In other adolescents as well as in adult women of the families of the intervention area, comparison of PP score between the pre- and post-intervention phases showed statistically significant improvement of all scores in the post-intervention phase. This is probably due to increased awareness of the other adolescents and adult women through dissemination of messages by the trained adolescent to his or her younger siblings, as well as to other members of the family, which is the essence of Child-To- Child Approach. Comparison of PP scores of other adolescents and adult women of intervention and control areas in the post-intervention phase shows that all scores are higher in the subjects of the intervention area, which are all found to be statistically significant. This indicates that the change is probably due to the intervention, which was absent in control area.

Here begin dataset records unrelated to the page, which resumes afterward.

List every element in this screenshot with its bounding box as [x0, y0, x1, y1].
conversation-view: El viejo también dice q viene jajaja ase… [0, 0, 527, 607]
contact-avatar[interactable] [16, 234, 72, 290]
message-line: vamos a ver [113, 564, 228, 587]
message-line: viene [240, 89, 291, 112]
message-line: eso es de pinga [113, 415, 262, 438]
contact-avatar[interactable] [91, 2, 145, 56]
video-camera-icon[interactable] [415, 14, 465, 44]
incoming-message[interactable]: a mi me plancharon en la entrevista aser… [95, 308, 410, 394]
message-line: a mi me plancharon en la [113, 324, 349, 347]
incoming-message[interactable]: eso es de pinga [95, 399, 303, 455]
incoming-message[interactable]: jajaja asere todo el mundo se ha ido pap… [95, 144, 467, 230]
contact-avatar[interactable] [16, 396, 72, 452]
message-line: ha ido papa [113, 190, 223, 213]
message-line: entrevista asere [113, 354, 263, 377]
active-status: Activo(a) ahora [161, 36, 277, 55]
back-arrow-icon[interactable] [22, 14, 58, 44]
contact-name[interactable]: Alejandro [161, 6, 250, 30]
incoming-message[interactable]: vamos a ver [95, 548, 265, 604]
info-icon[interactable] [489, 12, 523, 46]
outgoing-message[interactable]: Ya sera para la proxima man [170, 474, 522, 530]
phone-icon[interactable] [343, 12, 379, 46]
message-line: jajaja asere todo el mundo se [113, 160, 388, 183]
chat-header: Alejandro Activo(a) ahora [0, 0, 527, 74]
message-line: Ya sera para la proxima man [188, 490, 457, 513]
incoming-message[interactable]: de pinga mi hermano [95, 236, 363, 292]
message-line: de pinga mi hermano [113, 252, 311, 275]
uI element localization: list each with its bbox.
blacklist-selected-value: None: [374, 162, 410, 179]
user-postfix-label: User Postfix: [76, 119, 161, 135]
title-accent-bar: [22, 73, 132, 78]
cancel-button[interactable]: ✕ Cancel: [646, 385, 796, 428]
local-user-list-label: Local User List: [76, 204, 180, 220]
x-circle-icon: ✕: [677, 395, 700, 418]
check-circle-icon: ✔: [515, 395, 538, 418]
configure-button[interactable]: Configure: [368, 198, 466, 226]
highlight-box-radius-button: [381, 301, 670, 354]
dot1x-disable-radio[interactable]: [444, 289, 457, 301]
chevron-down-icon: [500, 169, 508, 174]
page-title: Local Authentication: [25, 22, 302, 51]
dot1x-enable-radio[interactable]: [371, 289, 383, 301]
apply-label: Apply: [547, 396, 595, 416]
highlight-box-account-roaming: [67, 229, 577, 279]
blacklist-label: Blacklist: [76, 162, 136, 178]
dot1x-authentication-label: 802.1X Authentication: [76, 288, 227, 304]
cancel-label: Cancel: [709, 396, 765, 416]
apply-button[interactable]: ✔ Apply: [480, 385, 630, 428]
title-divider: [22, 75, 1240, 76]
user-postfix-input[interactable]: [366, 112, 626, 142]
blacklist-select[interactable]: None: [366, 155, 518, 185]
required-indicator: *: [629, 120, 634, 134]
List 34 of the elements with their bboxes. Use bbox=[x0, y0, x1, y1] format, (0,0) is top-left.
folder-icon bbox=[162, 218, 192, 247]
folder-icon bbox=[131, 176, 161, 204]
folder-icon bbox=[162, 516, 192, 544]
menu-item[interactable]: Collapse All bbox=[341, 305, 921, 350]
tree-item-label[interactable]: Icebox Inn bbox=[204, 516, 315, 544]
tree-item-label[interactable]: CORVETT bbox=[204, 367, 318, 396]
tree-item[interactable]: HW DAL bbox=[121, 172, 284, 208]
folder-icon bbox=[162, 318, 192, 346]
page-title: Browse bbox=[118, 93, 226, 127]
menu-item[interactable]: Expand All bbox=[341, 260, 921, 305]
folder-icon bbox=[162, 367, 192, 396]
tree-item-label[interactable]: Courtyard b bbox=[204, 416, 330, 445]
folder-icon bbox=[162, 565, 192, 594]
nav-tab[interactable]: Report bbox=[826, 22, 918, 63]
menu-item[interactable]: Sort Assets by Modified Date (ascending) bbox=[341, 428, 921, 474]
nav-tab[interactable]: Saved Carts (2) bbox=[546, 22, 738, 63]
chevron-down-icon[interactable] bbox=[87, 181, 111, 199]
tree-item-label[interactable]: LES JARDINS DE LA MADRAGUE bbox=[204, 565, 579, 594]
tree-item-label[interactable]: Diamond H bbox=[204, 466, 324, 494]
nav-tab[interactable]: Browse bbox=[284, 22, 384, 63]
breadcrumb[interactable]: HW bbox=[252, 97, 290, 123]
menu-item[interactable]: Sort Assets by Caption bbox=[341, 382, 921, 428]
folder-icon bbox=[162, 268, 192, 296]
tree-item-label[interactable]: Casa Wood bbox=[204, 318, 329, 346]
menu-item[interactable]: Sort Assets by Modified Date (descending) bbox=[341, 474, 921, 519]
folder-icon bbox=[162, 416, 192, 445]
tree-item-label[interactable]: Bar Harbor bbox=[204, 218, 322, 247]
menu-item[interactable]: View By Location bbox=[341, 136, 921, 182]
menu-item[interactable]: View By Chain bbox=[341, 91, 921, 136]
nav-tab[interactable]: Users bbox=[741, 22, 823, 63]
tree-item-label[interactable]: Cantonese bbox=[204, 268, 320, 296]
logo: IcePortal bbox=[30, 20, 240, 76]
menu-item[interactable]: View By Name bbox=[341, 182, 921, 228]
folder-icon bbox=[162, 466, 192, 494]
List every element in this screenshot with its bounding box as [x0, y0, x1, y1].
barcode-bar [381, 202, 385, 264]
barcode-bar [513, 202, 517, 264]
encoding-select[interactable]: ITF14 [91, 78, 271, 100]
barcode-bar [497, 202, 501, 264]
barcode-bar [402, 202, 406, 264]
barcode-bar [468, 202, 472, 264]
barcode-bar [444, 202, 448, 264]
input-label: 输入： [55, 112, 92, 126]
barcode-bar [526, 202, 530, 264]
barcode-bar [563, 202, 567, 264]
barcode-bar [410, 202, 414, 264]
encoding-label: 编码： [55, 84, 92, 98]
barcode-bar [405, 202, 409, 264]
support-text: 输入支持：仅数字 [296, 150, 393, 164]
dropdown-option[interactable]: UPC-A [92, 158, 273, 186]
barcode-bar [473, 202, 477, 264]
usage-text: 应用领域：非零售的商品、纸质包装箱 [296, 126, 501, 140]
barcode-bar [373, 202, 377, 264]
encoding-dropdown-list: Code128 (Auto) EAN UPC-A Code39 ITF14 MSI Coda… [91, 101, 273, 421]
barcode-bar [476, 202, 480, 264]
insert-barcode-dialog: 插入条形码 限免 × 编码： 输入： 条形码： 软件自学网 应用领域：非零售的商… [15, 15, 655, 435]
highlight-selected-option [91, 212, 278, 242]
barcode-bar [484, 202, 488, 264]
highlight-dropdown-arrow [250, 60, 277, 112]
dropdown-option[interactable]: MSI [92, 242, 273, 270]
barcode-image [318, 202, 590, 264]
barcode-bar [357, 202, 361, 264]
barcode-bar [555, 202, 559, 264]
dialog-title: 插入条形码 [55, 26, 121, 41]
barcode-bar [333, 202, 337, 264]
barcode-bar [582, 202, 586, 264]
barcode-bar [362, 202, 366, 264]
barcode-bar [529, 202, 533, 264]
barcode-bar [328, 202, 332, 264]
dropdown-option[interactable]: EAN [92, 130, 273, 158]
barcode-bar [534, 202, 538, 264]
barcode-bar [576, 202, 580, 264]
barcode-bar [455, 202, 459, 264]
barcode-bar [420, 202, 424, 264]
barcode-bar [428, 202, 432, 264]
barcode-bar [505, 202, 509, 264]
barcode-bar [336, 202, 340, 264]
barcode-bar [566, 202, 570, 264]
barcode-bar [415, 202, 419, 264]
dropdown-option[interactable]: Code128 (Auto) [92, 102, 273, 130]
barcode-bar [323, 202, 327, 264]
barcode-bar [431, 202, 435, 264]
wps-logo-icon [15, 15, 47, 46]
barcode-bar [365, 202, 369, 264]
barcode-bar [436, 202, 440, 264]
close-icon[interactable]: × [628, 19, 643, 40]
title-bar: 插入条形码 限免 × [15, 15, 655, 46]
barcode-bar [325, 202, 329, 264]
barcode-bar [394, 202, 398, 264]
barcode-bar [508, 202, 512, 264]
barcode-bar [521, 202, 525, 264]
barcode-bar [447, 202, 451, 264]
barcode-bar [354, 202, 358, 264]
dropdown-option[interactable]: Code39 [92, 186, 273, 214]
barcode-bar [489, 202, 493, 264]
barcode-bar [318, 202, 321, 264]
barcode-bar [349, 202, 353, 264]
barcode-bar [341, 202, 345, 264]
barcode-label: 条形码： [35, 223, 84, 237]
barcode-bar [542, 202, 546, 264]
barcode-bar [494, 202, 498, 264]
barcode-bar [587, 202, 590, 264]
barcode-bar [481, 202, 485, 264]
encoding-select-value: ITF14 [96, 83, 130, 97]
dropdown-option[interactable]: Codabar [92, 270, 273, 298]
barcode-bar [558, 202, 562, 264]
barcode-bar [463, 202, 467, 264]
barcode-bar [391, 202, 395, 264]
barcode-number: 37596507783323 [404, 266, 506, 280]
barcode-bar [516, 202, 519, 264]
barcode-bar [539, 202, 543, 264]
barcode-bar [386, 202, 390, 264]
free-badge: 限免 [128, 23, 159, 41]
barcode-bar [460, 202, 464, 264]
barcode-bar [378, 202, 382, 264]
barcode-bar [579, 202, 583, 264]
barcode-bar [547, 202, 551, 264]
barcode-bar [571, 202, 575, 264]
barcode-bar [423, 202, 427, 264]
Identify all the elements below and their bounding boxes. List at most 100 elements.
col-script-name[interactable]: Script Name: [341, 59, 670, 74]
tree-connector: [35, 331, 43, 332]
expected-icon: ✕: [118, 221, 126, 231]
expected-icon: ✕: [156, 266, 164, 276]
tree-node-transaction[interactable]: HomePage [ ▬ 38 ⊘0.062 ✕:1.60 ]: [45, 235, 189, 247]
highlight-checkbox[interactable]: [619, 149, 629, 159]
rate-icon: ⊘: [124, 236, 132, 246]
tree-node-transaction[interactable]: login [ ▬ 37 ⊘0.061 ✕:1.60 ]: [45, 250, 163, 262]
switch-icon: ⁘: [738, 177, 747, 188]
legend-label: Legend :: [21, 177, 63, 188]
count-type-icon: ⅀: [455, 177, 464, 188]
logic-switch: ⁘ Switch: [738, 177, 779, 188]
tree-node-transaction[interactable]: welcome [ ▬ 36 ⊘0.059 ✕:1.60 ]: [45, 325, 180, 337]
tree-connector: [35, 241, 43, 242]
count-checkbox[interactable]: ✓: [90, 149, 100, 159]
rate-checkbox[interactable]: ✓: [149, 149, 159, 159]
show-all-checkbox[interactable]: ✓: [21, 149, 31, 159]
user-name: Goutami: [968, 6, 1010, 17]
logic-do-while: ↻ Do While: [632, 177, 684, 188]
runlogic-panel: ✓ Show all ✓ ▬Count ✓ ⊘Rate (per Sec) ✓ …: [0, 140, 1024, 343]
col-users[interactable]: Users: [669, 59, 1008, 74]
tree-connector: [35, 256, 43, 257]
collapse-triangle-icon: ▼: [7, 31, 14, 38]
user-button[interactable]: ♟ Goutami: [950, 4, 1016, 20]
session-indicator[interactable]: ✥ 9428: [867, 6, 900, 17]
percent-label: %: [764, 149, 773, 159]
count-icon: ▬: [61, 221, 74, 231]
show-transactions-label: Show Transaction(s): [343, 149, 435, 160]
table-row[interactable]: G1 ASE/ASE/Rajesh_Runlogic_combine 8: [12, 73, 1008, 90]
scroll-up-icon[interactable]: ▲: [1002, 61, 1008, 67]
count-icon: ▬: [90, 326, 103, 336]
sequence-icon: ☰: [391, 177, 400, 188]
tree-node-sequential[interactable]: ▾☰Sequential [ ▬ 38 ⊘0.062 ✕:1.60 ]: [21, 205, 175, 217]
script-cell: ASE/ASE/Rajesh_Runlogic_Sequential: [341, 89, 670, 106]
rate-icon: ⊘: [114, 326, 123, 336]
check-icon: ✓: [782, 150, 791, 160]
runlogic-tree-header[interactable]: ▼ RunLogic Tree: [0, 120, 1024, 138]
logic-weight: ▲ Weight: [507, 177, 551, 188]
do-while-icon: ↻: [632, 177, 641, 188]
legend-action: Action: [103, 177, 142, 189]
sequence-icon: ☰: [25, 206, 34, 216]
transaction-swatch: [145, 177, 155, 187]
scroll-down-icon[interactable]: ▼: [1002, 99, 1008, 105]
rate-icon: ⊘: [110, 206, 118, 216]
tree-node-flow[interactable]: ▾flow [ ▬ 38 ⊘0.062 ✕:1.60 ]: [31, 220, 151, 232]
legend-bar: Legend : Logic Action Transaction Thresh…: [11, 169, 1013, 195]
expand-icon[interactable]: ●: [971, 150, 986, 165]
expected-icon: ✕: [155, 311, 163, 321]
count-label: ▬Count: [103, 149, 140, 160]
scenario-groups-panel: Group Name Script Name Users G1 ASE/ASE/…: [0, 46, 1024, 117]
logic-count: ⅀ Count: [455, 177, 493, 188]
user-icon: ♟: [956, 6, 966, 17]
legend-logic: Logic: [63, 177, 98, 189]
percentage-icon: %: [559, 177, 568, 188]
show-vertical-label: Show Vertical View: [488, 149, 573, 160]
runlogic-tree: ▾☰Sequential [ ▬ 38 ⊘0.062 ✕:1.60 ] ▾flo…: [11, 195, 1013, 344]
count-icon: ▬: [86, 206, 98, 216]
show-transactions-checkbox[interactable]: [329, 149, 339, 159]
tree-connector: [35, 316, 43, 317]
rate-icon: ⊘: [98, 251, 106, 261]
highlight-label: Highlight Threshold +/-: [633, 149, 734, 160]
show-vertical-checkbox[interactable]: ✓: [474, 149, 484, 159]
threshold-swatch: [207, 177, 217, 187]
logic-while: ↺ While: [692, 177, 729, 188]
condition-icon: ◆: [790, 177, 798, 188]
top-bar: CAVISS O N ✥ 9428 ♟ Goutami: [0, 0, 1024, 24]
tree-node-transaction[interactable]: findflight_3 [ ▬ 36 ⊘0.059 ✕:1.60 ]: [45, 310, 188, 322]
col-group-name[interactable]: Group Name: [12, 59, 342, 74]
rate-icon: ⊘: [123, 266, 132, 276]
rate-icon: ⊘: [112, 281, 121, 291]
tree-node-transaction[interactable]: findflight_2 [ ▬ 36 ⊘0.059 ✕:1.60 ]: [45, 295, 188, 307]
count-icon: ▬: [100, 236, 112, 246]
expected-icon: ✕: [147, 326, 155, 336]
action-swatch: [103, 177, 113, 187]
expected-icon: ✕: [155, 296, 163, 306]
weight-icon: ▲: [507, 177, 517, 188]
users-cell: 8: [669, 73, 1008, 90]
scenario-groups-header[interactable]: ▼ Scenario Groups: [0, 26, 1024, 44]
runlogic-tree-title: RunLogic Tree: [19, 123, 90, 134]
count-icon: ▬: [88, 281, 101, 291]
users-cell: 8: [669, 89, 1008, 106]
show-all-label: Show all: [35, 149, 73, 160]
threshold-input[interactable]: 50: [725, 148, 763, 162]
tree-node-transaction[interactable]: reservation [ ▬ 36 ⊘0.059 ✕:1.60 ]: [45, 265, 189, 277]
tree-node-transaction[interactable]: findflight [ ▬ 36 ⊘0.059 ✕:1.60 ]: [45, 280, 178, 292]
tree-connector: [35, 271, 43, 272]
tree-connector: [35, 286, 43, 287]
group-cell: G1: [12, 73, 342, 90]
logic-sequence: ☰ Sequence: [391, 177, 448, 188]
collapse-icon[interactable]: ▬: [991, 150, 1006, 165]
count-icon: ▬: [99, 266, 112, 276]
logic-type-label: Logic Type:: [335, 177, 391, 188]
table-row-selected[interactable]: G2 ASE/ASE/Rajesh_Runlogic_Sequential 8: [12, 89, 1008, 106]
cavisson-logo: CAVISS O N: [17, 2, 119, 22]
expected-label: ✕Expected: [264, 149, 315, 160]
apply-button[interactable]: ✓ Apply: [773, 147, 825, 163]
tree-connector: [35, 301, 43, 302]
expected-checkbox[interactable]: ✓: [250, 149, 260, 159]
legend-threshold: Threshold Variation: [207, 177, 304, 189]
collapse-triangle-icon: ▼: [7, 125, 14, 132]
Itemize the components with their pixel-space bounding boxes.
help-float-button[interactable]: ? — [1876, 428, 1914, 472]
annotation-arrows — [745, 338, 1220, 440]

Focus Group Discussion conducted in the intervention group after completion of the post-intervention data collection phase of the present research showed perception of both groups that is adult women and adolescents, regarding types and reasons of injuries, had improved markedly from the FGD conducted earlier at the time of need assessment just after recruitment of families and subjects for the research.

CONCLUSION

Training of adolescents and encouraging them to disseminate messages to their siblings and to the adult women of their families is effective in improving perception of family members and practices in families, regarding injuries in children, which is the essence of Child-To-Child Approach. Older children in families should be trained through schools or community programmes and motivated to follow safety behavior and also to take responsibility of their younger siblings and the entire families for generating awareness among them, improving their perception and developing safe practices in the families. This will go a long way in prevention of injuries and their consequences in themselves and other family members.